Мы сидели на кровати, не раздеваясь. Я повторила то, о чем до этого сообщила в письме:
— Федя, я все решила. Я буду твоей женой.
Молча, не глядя на меня, он курил.
Я привыкла, мне это даже нравилось в нем, что он мог молчать. Но чтобы так? И тут я в жалком отчаянии вдруг вспомнила мамин сон…
Федор курил одну сигарету за другой. Я смотрела на него и ждала. Ждала, когда он это скажет.
Наконец, он сказал… просто, обыкновенно, не подыскивая особых слов, не оправдываясь и не юля:
— Я женат.
Какое-то время после этого мы так и сидели, молча, рядом, не глядя друг на друга.
И вдруг Федор, словно опомнившись, повернулся ко мне, попытался меня — оцепеневшую, непослушную — обнять.
— Хорошая моя, ты единственная, кого я люблю. Я даже встречаться ни с кем не мог, потому что каждую из них, забывая, называл Наташей. А тут сверхсрочно остался. Жить на квартиру перешел к бабке одной. А у нее — дочь Наташа. Не знаю, как получилось. Влюбилась она в меня. Да и живой же я!
Федор замолчал, вытянул из пачки очередную сигарету, опять закурил. Посмотрел на меня:
— А ты — замужем… Короче, забеременела она. Сказала мне. — Федор снова затянулся сигаретой. — Я тогда тебе письмо написал, осенью, помнишь?
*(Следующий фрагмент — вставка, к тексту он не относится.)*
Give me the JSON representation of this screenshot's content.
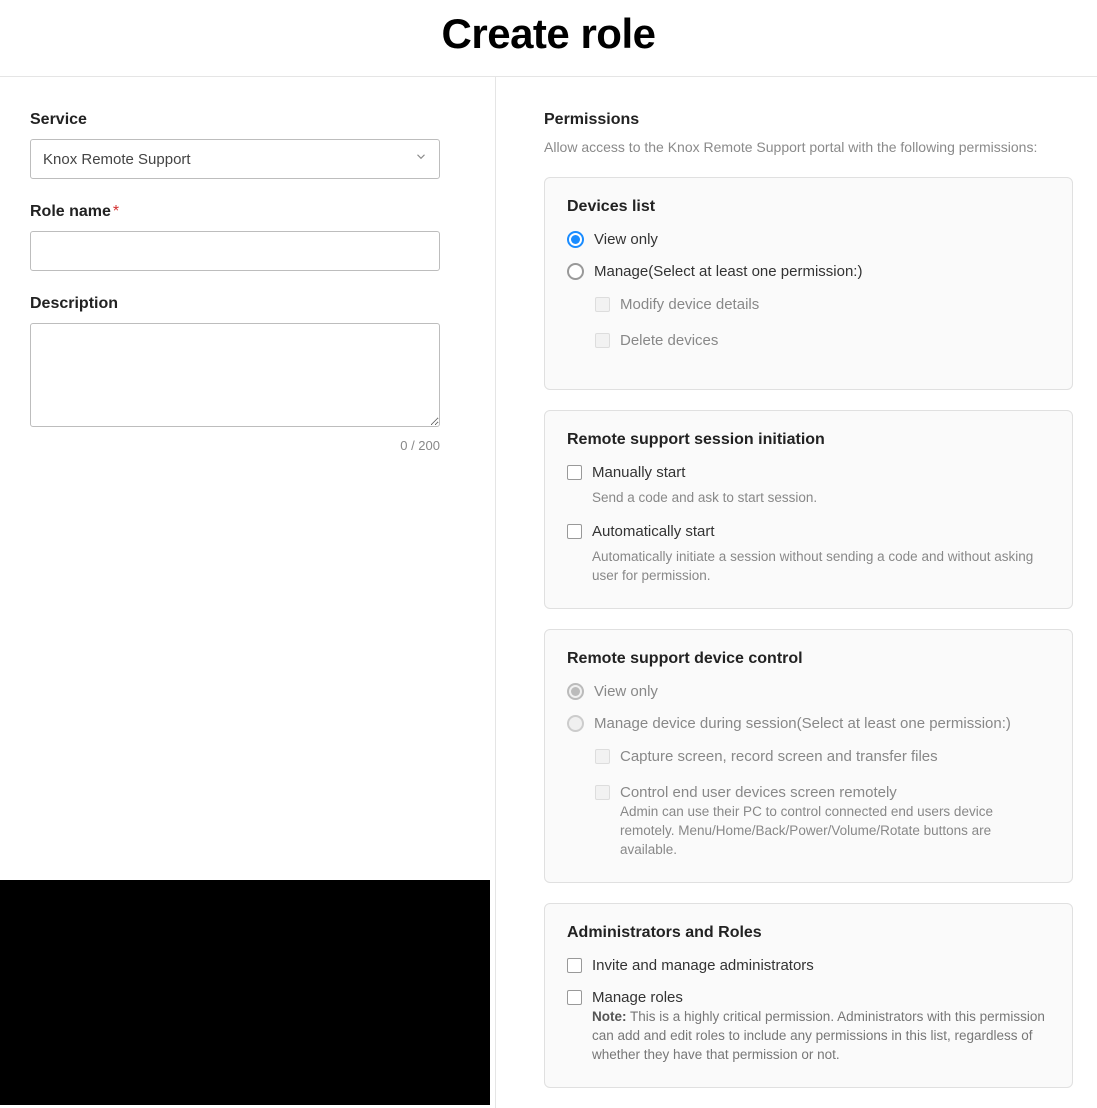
{
  "page_title": "Create role",
  "left": {
    "service_label": "Service",
    "service_value": "Knox Remote Support",
    "role_name_label": "Role name",
    "role_name_value": "",
    "description_label": "Description",
    "description_value": "",
    "char_count": "0 / 200"
  },
  "right": {
    "heading": "Permissions",
    "subtext": "Allow access to the Knox Remote Support portal with the following permissions:",
    "cards": {
      "devices": {
        "title": "Devices list",
        "view_only": "View only",
        "manage": "Manage(Select at least one permission:)",
        "modify": "Modify device details",
        "delete": "Delete devices"
      },
      "session": {
        "title": "Remote support session initiation",
        "manual": "Manually start",
        "manual_desc": "Send a code and ask to start session.",
        "auto": "Automatically start",
        "auto_desc": "Automatically initiate a session without sending a code and without asking user for permission."
      },
      "control": {
        "title": "Remote support device control",
        "view_only": "View only",
        "manage": "Manage device during session(Select at least one permission:)",
        "capture": "Capture screen, record screen and transfer files",
        "remote": "Control end user devices screen remotely",
        "remote_desc": "Admin can use their PC to control connected end users device remotely. Menu/Home/Back/Power/Volume/Rotate buttons are available."
      },
      "admins": {
        "title": "Administrators and Roles",
        "invite": "Invite and manage administrators",
        "manage_roles": "Manage roles",
        "note_label": "Note:",
        "note_body": " This is a highly critical permission. Administrators with this permission can add and edit roles to include any permissions in this list, regardless of whether they have that permission or not."
      }
    }
  }
}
Думал, если ты ответишь «да», признаюсь Наталье, скажу, что ее не люблю, чтобы сделала аборт… Поеду, тебя заберу, куда-нибудь переведусь. Но ты не ответила. — Федор курил и курил. Таким и запомнилось мне его лицо в ту ночь — подсвеченное горячим огоньком сигареты. — Я все тянул… тянул… Ждал от тебя ответа. А там — уже шесть месяцев почти… Только за неделю до твоего письма и женился.
И, словно угадывая наперед мои мысли, то прижимая, то отстраняя меня от себя, чтобы заглянуть мне в глаза, говорил:
— Никуда я тебя не отпущу. Отведу к Лене, попрошу, чтобы сторожила, пока не вернусь с работы. Не уезжай. Слышишь, не уезжай, Наташка.
Я уехала. Рано утром. В Москве, на Белорусском вокзале, сдала обратный билет и купила на ближайший поезд, как и приснилось маме.
* * *
Теплым майским днем, когда цвели сады и нежной листвой зеленели деревья, Федор, будучи в отпуске, приехал в Минск и пришел ко мне на работу, в лесоустроительное предприятие. И пока я, волнуясь и не совсем отдавая отчет своим действиям, оформляла неделю за свой счет, ждал меня неподалеку в сквере.
На следующий день мы были на Витебщине, где знакомые помогли снять в деревне маленький заброшенный домик, в котором уже год, после того как умерла хозяйка, никто не жил. Сделав уборку, мы провели в нем несколько дней..
Еду готовили в печи. И я, по какой-то злой иронии судьбы, наяву могла наслаждаться картинками из своей несбывшейся мечты, с тоскливой завистью наблюдая, как умело он укладывал дрова, растапливал печь и ловко ставил в нее в чугунки. Я видела его таким, каким когда-то мечтала видеть, и понимала, что все это мне не принадлежит.
В мае, незадолго до того как он приехал в Минск, у него родилась дочь Яна. Когда, узнав об этом, я спрашивала, как он мог оставить жену с маленьким ребенком и вот так отправиться в отпуск, Федор тут же, не отвечая, нервничал, хмурился и начинал курить.
Перед отъездом он сказал:
— Хочу навестить батьку, сходить на кладбище — к могиле мамы. Поедем вместе.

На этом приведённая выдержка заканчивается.